Codebase Overview

General Concepts and Structure

Package Lifecycle

The most core concept of spk is the package. In order to take a package yaml file and turn it into a resolvable binary or source package, we move the package through the pipeline below. There are multiple data types (traits) that are used to represent a package at these different stages.

graph LR;

template[Template] ==> render([render])
vars{{variables}} -.-> render([render])
root{{root path}} -.-> generate_s
render ==> recipe[Recipe]
recipe ==> generate_s([generate source package])
recipe ==> generate_b([generate binary package])
options{{options}} -.-> generate_b
build_env{{build environment}} -.-> generate_b
generate_s ==> sp[Package]
generate_b ==> bp[Package]

Metadata vs Payloads

Each package is made up of two pieces which are important to differentiate: the package payload and specification (spec). The package payload is the set of files on disk that package ‘contains’. When you install a package, the payload is the files that you actually see in /spfs. The package specification (or metadata) is information about the package: how it was built, what it’s dependencies are, and everything else that’s important for both spk and developers to know.

graph LR;

spk --> build
spk --> test
build --> solve
test --> solve
solve --> api
solve --> storage

High-Level Modules

At the top of this graph are the spk, build and test modules. spk defines the highest level API for running spk environments, publishing packages, etc. One step down from that the build and test modules define how spk build and test environments are created and executed, with the build package also defining how both source and binary packages should be validated and captured in spfs.

Environment Solver

Underpinning all of the high level logic is the spk solve module, which contains the implementation of the spk solver. The solver is responsible for all of the dependency and environment resolution in spk - the real meat and potatoes of what spk provides as a package manager. The solver architecture is covered in more detail here.
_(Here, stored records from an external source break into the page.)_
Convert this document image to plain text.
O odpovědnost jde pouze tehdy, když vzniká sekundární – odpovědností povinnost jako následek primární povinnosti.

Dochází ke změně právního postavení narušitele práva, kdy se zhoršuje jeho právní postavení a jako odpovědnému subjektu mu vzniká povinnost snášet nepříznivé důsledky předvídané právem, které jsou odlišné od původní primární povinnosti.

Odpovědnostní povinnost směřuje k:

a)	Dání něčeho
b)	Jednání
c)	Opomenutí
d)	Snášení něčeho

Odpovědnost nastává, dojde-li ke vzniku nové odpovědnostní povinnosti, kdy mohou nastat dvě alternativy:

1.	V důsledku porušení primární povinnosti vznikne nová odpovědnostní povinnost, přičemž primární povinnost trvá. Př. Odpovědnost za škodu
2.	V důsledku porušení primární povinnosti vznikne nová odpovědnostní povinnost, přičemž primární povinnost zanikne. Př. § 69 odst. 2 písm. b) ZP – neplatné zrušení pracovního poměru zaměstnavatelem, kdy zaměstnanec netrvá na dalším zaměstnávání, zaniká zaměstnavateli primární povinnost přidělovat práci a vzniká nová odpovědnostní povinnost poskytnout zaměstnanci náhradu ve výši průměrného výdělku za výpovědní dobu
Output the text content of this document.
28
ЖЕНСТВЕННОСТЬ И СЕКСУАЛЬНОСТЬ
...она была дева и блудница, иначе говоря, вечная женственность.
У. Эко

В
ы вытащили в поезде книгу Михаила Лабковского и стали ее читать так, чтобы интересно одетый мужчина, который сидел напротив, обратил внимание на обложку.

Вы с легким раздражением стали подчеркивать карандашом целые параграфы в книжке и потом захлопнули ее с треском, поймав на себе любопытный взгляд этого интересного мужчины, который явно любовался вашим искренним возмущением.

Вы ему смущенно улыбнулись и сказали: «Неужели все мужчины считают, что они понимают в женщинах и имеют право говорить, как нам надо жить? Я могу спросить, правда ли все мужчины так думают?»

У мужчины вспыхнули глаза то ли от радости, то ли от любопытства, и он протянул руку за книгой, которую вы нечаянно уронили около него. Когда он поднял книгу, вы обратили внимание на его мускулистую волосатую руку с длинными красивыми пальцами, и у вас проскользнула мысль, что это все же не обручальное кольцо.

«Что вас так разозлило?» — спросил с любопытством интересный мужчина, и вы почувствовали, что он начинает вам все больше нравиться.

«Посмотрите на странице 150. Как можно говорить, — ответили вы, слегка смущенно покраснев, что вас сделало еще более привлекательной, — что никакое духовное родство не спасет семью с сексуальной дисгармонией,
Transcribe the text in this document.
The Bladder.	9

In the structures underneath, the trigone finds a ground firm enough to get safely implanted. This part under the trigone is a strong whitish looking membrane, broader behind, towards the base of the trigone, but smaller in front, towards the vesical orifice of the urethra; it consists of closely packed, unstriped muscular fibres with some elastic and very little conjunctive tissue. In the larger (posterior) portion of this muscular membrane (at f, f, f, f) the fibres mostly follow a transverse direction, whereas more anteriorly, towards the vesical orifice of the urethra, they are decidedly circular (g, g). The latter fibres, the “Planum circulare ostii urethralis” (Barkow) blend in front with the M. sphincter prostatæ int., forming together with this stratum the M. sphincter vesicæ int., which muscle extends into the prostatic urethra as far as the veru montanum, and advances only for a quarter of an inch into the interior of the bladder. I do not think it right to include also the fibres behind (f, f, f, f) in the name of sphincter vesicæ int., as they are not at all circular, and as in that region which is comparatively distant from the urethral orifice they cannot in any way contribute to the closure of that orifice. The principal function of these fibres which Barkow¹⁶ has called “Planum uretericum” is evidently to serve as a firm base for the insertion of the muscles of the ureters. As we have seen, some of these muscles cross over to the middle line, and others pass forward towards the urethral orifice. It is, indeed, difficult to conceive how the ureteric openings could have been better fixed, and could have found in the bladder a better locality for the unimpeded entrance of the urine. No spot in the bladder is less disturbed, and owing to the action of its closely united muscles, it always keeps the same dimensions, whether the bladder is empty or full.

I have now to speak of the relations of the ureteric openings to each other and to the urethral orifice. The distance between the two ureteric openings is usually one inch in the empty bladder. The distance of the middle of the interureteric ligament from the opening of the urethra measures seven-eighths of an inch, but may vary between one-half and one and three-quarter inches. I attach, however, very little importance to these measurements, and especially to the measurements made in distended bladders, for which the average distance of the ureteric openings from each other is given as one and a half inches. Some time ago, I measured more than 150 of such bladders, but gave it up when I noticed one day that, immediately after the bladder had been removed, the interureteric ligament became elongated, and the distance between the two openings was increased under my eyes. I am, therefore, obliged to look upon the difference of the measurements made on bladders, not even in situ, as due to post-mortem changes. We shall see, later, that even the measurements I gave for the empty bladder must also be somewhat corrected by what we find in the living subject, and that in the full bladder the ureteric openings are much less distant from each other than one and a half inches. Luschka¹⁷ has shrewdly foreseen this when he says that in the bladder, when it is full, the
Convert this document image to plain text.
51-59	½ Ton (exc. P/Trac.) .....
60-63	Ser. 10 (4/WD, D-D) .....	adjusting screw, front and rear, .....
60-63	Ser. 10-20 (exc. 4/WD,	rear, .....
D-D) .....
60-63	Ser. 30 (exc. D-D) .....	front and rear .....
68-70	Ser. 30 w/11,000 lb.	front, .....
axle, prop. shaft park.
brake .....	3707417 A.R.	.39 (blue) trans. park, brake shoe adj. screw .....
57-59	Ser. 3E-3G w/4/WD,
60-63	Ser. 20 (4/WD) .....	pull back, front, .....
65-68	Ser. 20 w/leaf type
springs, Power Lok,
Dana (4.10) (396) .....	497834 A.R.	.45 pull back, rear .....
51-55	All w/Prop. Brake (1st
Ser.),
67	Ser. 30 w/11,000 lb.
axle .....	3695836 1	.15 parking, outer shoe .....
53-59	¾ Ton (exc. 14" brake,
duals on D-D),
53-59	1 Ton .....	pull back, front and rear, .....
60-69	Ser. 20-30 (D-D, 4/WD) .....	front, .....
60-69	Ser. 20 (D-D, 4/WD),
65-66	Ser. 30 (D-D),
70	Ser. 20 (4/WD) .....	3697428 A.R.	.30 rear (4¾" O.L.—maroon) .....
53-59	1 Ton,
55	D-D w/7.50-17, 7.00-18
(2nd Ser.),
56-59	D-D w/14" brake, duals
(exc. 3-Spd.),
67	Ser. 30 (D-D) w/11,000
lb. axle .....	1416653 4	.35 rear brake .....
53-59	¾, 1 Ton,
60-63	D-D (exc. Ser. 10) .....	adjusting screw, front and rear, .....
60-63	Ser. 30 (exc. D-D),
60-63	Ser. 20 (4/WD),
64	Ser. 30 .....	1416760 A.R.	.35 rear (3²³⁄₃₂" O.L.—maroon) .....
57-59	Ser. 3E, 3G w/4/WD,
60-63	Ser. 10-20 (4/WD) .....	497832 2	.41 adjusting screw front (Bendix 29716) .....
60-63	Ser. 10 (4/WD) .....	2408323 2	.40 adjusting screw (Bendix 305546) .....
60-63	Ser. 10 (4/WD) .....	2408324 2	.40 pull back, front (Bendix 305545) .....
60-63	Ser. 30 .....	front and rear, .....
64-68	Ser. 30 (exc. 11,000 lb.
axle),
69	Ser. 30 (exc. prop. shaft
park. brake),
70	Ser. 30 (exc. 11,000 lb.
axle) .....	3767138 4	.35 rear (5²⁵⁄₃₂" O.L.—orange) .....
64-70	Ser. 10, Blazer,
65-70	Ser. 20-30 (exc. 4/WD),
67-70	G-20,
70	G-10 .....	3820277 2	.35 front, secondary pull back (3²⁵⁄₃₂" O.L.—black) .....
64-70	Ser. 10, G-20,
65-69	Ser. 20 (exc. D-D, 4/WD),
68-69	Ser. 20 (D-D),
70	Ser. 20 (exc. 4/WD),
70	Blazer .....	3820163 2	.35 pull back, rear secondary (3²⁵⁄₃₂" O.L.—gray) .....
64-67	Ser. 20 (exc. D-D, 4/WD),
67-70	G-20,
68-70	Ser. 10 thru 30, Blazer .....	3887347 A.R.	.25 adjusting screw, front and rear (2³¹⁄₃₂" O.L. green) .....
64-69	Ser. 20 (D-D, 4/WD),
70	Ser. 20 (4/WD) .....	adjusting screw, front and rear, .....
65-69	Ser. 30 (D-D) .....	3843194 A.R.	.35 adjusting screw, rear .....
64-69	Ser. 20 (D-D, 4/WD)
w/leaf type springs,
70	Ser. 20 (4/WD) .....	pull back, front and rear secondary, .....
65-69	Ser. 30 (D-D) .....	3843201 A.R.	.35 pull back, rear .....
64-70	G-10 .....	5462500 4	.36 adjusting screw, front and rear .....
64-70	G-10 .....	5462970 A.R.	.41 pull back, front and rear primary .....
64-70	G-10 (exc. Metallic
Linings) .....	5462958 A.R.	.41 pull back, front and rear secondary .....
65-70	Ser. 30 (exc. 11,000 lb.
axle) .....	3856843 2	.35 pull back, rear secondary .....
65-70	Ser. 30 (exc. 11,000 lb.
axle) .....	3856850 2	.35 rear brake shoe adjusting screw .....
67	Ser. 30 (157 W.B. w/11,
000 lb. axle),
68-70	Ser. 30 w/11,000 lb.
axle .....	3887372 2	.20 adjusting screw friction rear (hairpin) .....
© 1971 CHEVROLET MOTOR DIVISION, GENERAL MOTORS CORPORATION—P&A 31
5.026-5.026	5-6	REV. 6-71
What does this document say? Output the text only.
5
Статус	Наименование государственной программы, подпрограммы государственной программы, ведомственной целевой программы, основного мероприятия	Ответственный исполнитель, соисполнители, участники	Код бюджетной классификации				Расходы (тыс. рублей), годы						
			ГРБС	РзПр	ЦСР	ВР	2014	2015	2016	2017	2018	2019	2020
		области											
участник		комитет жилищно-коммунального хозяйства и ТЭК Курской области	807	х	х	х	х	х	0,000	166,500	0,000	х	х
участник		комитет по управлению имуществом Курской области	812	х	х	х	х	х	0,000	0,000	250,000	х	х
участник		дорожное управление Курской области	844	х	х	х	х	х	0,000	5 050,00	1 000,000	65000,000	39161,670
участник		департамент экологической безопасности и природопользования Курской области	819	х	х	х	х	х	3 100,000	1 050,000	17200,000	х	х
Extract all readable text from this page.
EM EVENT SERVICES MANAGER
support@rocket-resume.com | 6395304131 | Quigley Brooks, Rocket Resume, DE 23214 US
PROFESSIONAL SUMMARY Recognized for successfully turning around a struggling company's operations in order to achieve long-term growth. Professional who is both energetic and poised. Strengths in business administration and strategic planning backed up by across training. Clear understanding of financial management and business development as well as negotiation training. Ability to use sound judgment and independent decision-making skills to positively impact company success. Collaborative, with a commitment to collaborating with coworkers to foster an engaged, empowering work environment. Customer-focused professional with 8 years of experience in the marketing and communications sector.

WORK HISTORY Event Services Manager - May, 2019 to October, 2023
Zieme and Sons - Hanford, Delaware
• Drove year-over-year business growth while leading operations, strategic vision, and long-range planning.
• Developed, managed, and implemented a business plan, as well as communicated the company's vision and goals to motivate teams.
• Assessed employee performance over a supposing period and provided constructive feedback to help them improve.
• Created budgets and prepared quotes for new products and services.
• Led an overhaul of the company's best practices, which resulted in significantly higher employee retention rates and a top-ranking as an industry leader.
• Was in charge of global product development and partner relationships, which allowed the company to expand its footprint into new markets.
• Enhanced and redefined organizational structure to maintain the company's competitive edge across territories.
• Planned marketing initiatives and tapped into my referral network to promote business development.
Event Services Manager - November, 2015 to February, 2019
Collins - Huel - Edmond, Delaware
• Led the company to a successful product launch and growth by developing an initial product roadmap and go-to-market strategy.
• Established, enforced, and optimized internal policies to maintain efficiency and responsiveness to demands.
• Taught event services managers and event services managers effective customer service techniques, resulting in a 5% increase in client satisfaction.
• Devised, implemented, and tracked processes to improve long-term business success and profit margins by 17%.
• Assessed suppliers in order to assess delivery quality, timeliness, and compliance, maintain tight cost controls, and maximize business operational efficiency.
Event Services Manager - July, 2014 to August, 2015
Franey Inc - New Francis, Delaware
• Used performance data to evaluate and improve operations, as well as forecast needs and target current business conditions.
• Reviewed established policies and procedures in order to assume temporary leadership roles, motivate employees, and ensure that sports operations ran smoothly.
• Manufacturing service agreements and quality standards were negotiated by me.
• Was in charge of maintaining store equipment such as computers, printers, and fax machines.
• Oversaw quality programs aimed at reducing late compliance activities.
At the time of writing, you will also find a legacy solver implementation which represents the codebase before some refactoring was done to clean up the structure and maintainability of the solver code. This is kept around as a regression testing baseline, but could reasonably be removed in a future release.

API and Storage

The API module is where the package specification is defined, as well as the syntax and parsing logic for package identifiers in the form name/version/build. The storage module and it’s children define and implement a repository interface for how packages are stored and persisted for reading back later. The main repository type that is used in production is a wrapper around an spfs repository - detailed below:

SPK and SPFS

SPK uses spfs as it’s database, using spfs tags to identify and index all relevant information. Package payloads are managed entirely by spfs, with spk only needing to tag the layer to associate it to a package. Package specs are stored directly as blobs in spfs and tagged in a similar way so that they can be found and loaded back.

SpFS tags are largely the same as package names with the only difference being that spfs tags do not allow the use of the + character, which is instead encoded as ... Additionally, spk keeps all of it’s tags under an spk directory and separates the package payload (pkg) from package spec (spec) tags using another directory. The following are some examples of packages mapped to their spk tags:

python/2.7.5/src          --> spk/spec/python/2.7.5/src           (spec)
                          --> spk/pkg/python/2.7.5/src            (layer)
python/2.7.5/BGSHW3CN     --> spk/spec/python/2.7.5/BGSHW3CN      (spec)
                          --> spk/pkg/python/2.7.5/BGSHW3CN       (layer)
python/2.7.5+r.1/BGSHW3CN --> spk/spec/python/2.7.5..r.1/BGSHW3CN (spec)
                          --> spk/pkg/python/2.7.5..r.1/BGSHW3CN  (layer)

Additionally, there are a few key points to know with this structure:

  • package specs for a specific build are published in a rendered state where all of the build options are locked down based on the actual packages that were resolved and used during the build.
  • spk publishes the unchanged spec file at the version level for use by the solver (eg spk/spec/python/2.7.5 is also tagged)